Often with several groups the textbook recommendation is to do all pairwise comparisons of the means, and I’m sure that there is R
code out there somewhere that will quickly do that for you, and offer a choice of adjustments for multiple testing.
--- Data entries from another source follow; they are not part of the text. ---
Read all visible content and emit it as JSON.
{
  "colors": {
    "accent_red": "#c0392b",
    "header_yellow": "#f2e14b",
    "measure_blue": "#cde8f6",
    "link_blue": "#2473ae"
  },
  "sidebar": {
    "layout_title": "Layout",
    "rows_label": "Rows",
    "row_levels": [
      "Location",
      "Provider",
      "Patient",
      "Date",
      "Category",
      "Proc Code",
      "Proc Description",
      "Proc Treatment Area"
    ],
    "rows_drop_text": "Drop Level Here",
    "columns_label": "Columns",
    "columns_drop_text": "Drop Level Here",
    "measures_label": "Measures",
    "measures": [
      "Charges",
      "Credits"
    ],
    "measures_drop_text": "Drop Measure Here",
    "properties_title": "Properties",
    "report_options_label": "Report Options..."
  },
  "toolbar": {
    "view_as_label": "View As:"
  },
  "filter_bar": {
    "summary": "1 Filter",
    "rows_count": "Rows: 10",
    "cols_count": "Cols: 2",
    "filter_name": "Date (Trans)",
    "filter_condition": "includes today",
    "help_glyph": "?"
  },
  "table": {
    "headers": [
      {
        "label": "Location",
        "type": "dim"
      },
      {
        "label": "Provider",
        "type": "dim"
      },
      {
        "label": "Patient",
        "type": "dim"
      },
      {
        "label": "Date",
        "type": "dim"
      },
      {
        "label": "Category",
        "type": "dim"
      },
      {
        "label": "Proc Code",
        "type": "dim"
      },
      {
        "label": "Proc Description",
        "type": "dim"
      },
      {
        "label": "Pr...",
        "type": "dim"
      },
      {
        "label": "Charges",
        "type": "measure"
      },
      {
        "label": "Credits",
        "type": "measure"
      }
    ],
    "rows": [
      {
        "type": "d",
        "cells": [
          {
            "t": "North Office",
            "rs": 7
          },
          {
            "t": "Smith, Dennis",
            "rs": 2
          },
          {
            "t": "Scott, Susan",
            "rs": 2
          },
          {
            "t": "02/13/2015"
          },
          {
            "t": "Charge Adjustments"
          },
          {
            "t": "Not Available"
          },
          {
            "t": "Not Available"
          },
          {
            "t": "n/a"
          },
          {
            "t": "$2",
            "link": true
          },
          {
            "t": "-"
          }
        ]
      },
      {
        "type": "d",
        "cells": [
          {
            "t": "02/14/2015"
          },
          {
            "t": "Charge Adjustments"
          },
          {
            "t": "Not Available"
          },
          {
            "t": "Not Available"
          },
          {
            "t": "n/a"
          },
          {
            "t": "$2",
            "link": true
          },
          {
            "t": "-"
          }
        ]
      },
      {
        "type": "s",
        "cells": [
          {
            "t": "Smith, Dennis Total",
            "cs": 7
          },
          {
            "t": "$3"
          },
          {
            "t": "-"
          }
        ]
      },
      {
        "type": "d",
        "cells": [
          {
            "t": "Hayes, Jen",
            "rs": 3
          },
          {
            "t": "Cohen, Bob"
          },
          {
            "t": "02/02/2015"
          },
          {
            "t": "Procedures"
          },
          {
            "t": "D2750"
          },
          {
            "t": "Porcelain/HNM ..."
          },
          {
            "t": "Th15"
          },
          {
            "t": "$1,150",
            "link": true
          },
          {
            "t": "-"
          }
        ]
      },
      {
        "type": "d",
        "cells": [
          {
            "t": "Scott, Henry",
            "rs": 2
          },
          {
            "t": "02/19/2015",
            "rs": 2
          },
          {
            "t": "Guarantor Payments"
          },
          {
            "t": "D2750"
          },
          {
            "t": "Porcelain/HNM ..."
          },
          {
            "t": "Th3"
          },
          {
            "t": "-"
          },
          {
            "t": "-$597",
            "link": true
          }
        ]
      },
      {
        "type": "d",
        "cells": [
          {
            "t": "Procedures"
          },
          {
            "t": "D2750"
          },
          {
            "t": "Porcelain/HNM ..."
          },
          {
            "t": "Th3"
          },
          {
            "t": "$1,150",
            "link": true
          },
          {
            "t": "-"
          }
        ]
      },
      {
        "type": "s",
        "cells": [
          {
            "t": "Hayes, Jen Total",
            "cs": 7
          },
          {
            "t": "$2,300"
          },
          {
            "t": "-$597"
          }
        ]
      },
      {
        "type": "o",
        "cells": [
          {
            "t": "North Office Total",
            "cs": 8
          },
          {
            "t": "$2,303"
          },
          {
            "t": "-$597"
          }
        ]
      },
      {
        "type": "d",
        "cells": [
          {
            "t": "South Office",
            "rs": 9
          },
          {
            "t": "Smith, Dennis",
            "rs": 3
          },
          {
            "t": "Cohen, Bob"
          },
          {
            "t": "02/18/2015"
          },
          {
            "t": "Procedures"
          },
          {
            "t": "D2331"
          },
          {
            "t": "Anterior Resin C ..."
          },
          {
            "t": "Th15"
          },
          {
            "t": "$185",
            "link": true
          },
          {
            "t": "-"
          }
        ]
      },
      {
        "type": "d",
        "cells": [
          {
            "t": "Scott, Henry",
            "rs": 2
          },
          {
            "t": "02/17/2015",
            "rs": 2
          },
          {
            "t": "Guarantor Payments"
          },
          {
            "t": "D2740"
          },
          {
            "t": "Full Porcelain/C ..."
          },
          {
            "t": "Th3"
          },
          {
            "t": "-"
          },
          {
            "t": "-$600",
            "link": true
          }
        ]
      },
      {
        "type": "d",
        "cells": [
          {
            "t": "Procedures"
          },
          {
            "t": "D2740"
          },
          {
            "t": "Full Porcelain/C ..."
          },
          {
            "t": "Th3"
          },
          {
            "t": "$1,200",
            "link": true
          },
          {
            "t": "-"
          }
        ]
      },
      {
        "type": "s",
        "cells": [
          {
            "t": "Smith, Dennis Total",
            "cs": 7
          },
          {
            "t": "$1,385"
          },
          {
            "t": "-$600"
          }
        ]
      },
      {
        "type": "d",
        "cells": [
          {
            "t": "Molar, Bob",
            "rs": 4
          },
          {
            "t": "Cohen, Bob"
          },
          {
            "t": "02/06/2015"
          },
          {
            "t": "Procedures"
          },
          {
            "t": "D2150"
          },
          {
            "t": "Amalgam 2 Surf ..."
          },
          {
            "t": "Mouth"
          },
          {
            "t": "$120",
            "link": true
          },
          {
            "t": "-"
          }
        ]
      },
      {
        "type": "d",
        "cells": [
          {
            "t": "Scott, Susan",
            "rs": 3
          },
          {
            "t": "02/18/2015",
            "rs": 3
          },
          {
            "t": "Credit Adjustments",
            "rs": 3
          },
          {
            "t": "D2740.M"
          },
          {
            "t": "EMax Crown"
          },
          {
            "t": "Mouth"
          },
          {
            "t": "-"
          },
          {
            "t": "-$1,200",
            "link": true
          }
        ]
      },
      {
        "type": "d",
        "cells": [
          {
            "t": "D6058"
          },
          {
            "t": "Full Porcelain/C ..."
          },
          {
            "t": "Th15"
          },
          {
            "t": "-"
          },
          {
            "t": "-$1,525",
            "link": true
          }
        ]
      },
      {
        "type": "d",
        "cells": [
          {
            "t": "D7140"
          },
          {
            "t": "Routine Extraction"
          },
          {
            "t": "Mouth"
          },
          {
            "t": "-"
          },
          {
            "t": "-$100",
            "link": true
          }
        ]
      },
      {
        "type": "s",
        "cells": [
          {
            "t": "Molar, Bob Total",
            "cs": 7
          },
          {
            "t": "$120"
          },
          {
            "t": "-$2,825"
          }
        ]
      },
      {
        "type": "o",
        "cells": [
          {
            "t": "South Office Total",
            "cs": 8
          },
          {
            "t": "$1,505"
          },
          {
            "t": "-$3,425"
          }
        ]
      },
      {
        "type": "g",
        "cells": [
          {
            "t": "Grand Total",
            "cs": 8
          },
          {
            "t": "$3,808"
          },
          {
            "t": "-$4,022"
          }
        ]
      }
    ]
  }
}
For this particular experiment, though, the groups “one” and “many” were described as controls, as was the group “isolated”, so the comparisons of interest are fairly limited. The comparisons of most interest are probably “isolated” against “one” and “many”, as these are slightly different types of controls, and then “low” and “high” against the average of the 3 control groups. The effect is so striking here, though, that this detail may not be needed.